De rechtbank acht, gelet op het voorgaande, wel wettig en overtuigend bewezen dat verdachte zich door haar handelen heeft schuldig gemaakt aan de onder 1 subsidiair ten laste gelegde overtreding van artikel 5 WVW. Anders dan de verdediging heeft betoogd, heeft de verdachte met haar verkeersgedrag gevaar op de weg veroorzaakt door, zonder zich er goed van te vergewissen dat er niemand meer overstak, (hard) op te trekken. Dit gevaar voor andere weggebruikers heeft zich daadwerkelijk verwezenlijkt in het verkeersongeval.
4.2.
Bewijswaardering feit 2
4.2.1.
Standpunt verdediging
De verdachte moet worden vrijgesproken van het onder 2 ten laste gelegde feit, omdat zij is doorgereden uit schrik en pas een eindje verderop is gestopt en toen zag dat omstanders het slachtoffer te hulp schoten. Daarom kan niet worden bewezen dat zij het slachtoffer in hulpeloze toestand heeft achtergelaten.
4.2.2.
Beoordeling
Vast staat dat de verdachte na het verkeersongeval is doorgereden en het slachtoffer daarbij op straat heeft achtergelaten. Ook staat vast dat zij wist dat dit ongeval had plaatsgevonden en dat het slachtoffer daarbij op de grond terecht was gekomen. Zij heeft daarna met haar auto kort stilgestaan op de plaats van de aanrijding, maar heeft vervolgens toch besloten om door te rijden. Zij is naar huis gereden en heeft pas ongeveer een uur na het ongeval 112 gebeld en zich gemeld als betrokkene bij het ongeval. Zij was toen al enige tijd thuis.
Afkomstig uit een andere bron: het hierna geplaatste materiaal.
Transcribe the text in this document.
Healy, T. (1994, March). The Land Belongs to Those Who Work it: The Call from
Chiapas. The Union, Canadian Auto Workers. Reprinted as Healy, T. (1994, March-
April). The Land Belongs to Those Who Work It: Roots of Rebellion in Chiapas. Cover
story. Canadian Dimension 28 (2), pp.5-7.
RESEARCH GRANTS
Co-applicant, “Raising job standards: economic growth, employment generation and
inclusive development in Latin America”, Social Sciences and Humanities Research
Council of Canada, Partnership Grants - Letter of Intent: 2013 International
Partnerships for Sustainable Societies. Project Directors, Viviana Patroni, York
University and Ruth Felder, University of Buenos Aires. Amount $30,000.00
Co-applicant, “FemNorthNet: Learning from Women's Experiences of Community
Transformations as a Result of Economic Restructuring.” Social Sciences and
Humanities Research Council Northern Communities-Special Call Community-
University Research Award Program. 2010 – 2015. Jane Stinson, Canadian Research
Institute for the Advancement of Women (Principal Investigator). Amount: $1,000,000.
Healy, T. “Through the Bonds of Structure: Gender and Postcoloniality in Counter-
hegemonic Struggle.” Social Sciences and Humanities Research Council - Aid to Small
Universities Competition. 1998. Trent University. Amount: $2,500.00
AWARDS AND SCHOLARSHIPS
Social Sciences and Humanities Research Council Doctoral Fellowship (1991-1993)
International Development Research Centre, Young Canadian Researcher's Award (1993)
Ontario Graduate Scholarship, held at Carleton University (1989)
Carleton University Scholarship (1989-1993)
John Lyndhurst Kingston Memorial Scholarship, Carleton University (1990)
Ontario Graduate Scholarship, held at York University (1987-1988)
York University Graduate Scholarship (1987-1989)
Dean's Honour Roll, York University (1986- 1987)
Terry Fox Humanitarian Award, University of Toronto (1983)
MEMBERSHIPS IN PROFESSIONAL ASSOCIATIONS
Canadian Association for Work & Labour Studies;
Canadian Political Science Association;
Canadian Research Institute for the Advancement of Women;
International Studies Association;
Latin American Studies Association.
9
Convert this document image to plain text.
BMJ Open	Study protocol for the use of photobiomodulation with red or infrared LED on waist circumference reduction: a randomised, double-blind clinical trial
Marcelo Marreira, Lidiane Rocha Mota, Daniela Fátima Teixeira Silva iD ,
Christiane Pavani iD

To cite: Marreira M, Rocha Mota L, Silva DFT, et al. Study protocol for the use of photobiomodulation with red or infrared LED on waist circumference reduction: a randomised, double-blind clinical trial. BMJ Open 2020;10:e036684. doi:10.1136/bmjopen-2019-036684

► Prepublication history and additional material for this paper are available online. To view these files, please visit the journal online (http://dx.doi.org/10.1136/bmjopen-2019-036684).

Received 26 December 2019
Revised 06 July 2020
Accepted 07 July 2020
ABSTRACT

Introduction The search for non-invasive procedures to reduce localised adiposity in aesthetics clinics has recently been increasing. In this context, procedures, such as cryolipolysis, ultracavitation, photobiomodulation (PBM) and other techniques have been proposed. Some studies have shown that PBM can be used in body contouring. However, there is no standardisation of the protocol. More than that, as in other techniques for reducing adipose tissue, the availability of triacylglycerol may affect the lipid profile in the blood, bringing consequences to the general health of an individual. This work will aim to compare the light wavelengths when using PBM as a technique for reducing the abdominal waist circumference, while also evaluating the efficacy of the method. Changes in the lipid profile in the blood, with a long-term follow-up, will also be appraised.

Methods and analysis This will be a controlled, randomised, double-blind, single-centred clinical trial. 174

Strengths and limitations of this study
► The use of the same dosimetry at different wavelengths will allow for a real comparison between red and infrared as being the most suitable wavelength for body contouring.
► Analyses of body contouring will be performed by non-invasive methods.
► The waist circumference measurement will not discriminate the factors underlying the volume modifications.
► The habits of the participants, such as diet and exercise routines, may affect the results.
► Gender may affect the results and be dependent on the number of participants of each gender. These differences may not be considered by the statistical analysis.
De politie trof het slachtoffer enkele minuten na het ongeval liggend op straat aan. Hij was aanspreekbaar, maar meerdere keren verminderde zijn bewustzijn. Hij gaf aan dat hij veel pijn had aan zijn hoofd en nek. Kort daarna is hij met de ambulance overgebracht naar ziekenhuis in verband met mogelijk hersenletsel. Daar bleek dat hij meerdere schedelbreuken en bloedingen in zijn schedel had.
Vanwege de klap waarmee de aanrijding, gelet op de schade aan de auto en de fiets en gelet op genoemd letsel, gepaard moet zijn gegaan, wist of kon de verdachte redelijkerwijs vermoeden dat het slachtoffer daarbij (mogelijk) letsel had opgelopen. Door desondanks door te rijden, heeft zij het slachtoffer in hulpeloze toestand achtergelaten. Dat er wellicht omstanders waren die het slachtoffer te hulp schoten, maakt dit niet anders.
De rechtbank acht bovendien niet aannemelijk geworden dat de verdachte pas is doorgereden nadat zij zich er eerst van had verzekerd dat adequate hulp werd geboden aan het slachtoffer, omdat haar verklaring op dit punt niet verenigbaar is met haar verklaring dat zij in paniek is weggereden.
Dat de verdachte erg van de aanrijding geschrokken was, is op zich begrijpelijk, maar doet aan het bewijs voor dit feit niet af. Zij is niet teruggegaan naar de plaats van het ongeval en heeft ook pas een uur later 112 gebeld. De verdachte heeft ook nog verklaard dat omstanders boos naar haar auto toe kwamen, maar deze verklaring vindt geen bevestiging in het dossier en ontslaat haar ook niet van haar plicht om een slachtoffer in hulpeloze toestand te helpen.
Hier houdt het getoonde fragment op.